Alibaba’s Qwen3-Omni series marks a significant advancement in multimodal AI, offering three specialized models tailored for diverse applications. These models—Qwen3-Omni-30B-A3B-Instruct, Qwen3-Omni-30B-A3B-Thinking, and Qwen3-Omni-30B-A3B-Captioner—are designed to handle text, images, audio, and video with enhanced efficiency and performance.
Key Features
State-of-the-Art Multimodal Support: Combines early text-first pretraining with mixed modal training, achieving strong results across audio, video, and text tasks. It outperforms many benchmarks, including ASR and voice conversation metrics comparable to Gemini 2.5 Pro.
Multilingual Capabilities: Supports 119 text languages and 19 speech input languages, with 10 speech output languages. This makes it ideal for global applications and real-time interactions.
Innovative Architecture: Utilizes a MoE-based Thinker–Talker design with AuT pretraining, enabling efficient processing and low-latency responses. The multi-codebook design further optimizes performance.
Real-Time Interaction: Delivers immediate text or speech responses, supporting natural turn-taking in audio/video interactions.
Flexible Control: Allows customization via system prompts for tailored behavior, making it adaptable to various use cases.

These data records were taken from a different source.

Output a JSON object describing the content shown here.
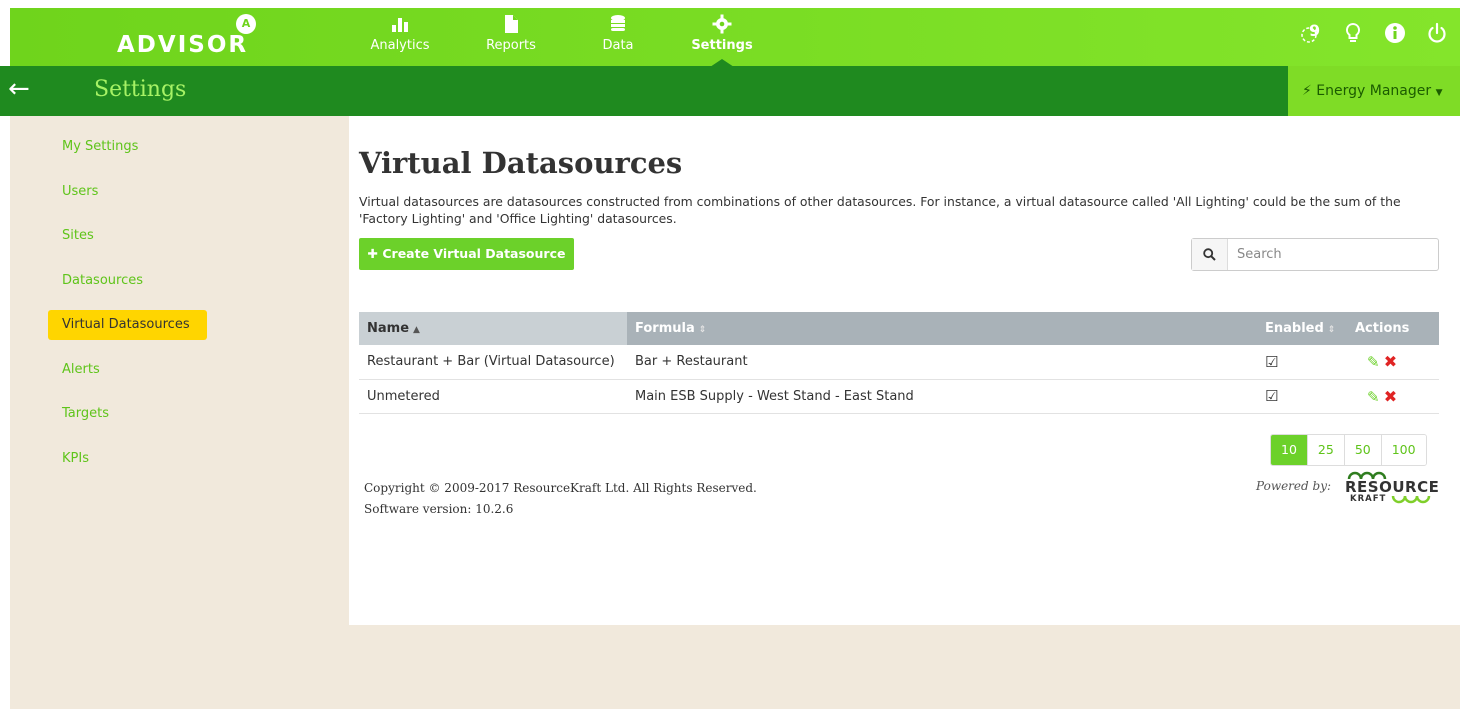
{
  "app": {
    "logo": "ADVISOR",
    "logo_mark": "A"
  },
  "nav": {
    "items": [
      {
        "label": "Analytics",
        "icon": "bar-chart-icon"
      },
      {
        "label": "Reports",
        "icon": "file-icon"
      },
      {
        "label": "Data",
        "icon": "database-icon"
      },
      {
        "label": "Settings",
        "icon": "gear-icon",
        "active": true
      }
    ],
    "notifications_count": "9"
  },
  "titlebar": {
    "title": "Settings",
    "role": "Energy Manager",
    "role_icon": "⚡"
  },
  "sidebar": {
    "items": [
      {
        "label": "My Settings"
      },
      {
        "label": "Users"
      },
      {
        "label": "Sites"
      },
      {
        "label": "Datasources"
      },
      {
        "label": "Virtual Datasources",
        "active": true
      },
      {
        "label": "Alerts"
      },
      {
        "label": "Targets"
      },
      {
        "label": "KPIs"
      }
    ]
  },
  "main": {
    "heading": "Virtual Datasources",
    "description": "Virtual datasources are datasources constructed from combinations of other datasources. For instance, a virtual datasource called 'All Lighting' could be the sum of the 'Factory Lighting' and 'Office Lighting' datasources.",
    "create_button": "Create Virtual Datasource",
    "search_placeholder": "Search"
  },
  "table": {
    "headers": {
      "name": "Name",
      "formula": "Formula",
      "enabled": "Enabled",
      "actions": "Actions"
    },
    "rows": [
      {
        "name": "Restaurant + Bar (Virtual Datasource)",
        "formula": "Bar + Restaurant",
        "enabled": true
      },
      {
        "name": "Unmetered",
        "formula": "Main ESB Supply - West Stand - East Stand",
        "enabled": true
      }
    ]
  },
  "pagination": {
    "page_sizes": [
      "10",
      "25",
      "50",
      "100"
    ],
    "selected": "10"
  },
  "footer": {
    "copyright": "Copyright © 2009-2017 ResourceKraft Ltd. All Rights Reserved.",
    "version": "Software version: 10.2.6",
    "powered_by": "Powered by:",
    "brand_main": "RESOURCE",
    "brand_sub": "KRAFT"
  },
  "colors": {
    "brand_green": "#6fd41c",
    "dark_green": "#1f8a1f",
    "active_yellow": "#ffd500",
    "delete_red": "#e02424"
  }
}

Open-Source Audio Captioner: The Captioner model is now open source, addressing a critical gap in audio captioning with detailed, low-hallucination outputs.
Model Overview
Model Name
Description
Qwen3-Omni-30B-A3B-Instruct
Combines both thinker and talker components for audio, video, and text input, with audio/text output.
Qwen3-Omni-30B-A3B-Thinking
Focuses on chain-of-thought reasoning for text-based tasks, supporting audio/video/text input with text output.
Qwen3-Omni-30B-A3B-Captioner
Specialized for detailed audio captioning, open-sourced for community use.